Recently I was asked by a union education representative to undertake pension workshops at one of the offices of a large financial company that has both DB and DC pension schemes. I was to give a short introductory talk followed by a ‘question and answer’ session on general pension issues.
The sessions were well attended and my presence well received. However having prepared myself for questions on the health of the pension fund, investment strategy, the strength of the sponsor and myriad others reflecting on my role as trustee, I was actually confronted with one overwhelming question from defined benefit employees; when and how can I get money out of the pension fund?
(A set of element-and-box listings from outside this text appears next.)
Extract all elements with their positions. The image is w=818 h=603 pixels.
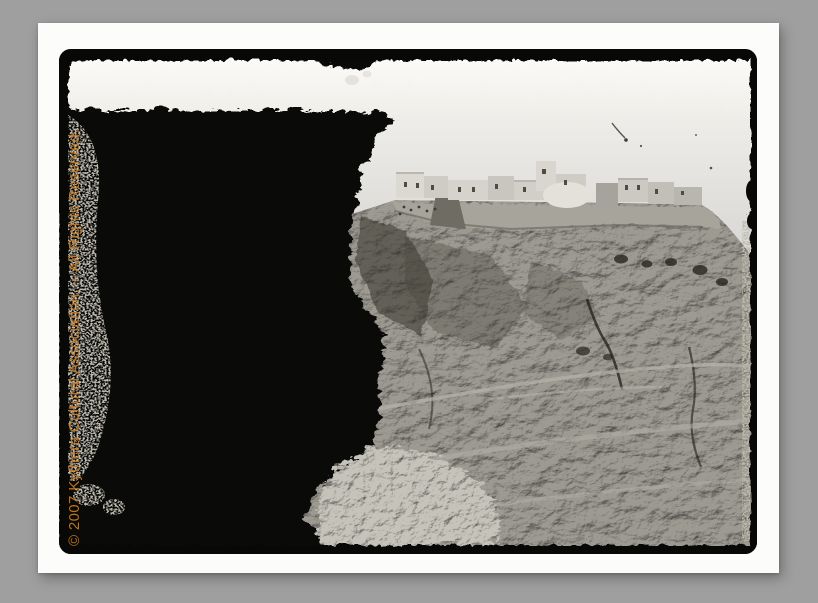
copyright-watermark: © 2007 Kythera Cultural Association. – A… (66, 129, 83, 546)
glass-plate-photograph: © 2007 Kythera Cultural Association. – A… (59, 49, 757, 554)
plate-edge-strip (742, 221, 750, 541)
page-background: { "watermark": { "text": "© 2007 Kythera… (0, 0, 818, 603)
photo-mat: © 2007 Kythera Cultural Association. – A… (38, 23, 779, 573)
right-border-bump (747, 213, 757, 229)
photo-scene (59, 49, 757, 554)
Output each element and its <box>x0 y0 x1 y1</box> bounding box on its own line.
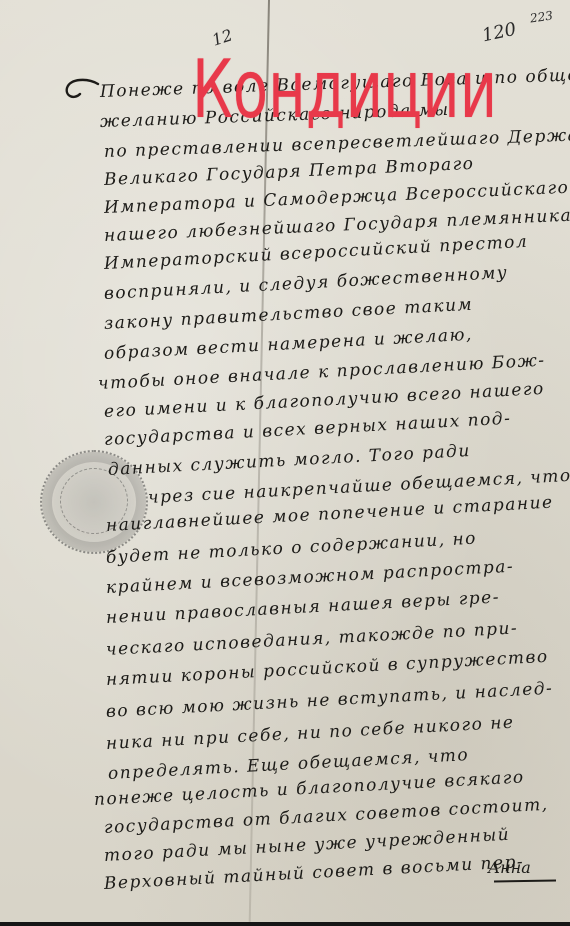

Steve Webb, the then pension minister, attracted media attention in March 2014 when he remarked in a television interview that due to the coalition governments pension reforms, he was relaxed if pensioners wanted to spend their savings on a Lamborghini.
This remark was an apparent attempt to make sexy the boring world of pensions and, though ill-advised, it succeeded for a while, making pensions newsworthy and part of the public’s consciousness.
Sadly this euphoria did not last long and the subject has once again effectively disappeared from the news, only reappearing as part of larger stories around buccaneering owners and store closures.
However what seems to have remained in employees’ minds is the ability to withdraw their fund from a scheme, even if that scheme is a defined benefit scheme. This is reflected in the significant increase of enquiries and transfers we have within the pension fund in which I am a trustee, and I expect this is mirrored in other schemes. Although we are monitoring this position, we are not unduly concerned as transfers out reduce the liabilities of the fund.
We are though mindful of the potential for pension liberation fraud. The law, however, obliges us to make such transfers provided we make the necessary checks. When I was asked the question at the workshops I was able to go further than normal checks by asking the question; ‘why do you want to withdraw from the fund?’ The consensus seemed to be simply because it was a pot of money that they hadn’t realised they could get at. There was little or no concern as to what that would mean for their future retirement income.
The workshops had been advertised for anyone who was in any form of pension fund; disappointingly only one person came who was a member of the contributory pension fund.
Because there was only one person I effectively gave a one-to-one talk to the individual. Well into my stride I suddenly realised what I was doing – helped by the rather glazed expression on the persons face – I was doing what my daughters called, when they asked my opinion on a subject, a ‘dad lecture’!
I apologised, saying I had realised what I was doing. The individual kindly said that she had recognised what I was doing as “her dad did the same” and that he had even encouraged her to come to the workshop.
We had a better dialogue after that, discussing the many calls on her income; student loan, saving for a mortgage deposit and general living costs. Pension provision was not foremost on this list.
Many of my generation were the fortunate recipients of a final salary pension scheme; I did not have to make a choice as I was automatically placed into the scheme. One of the great decisions I never had to make. But perhaps both generations deserve more help from all of us than simply receiving a ‘dad lecture’.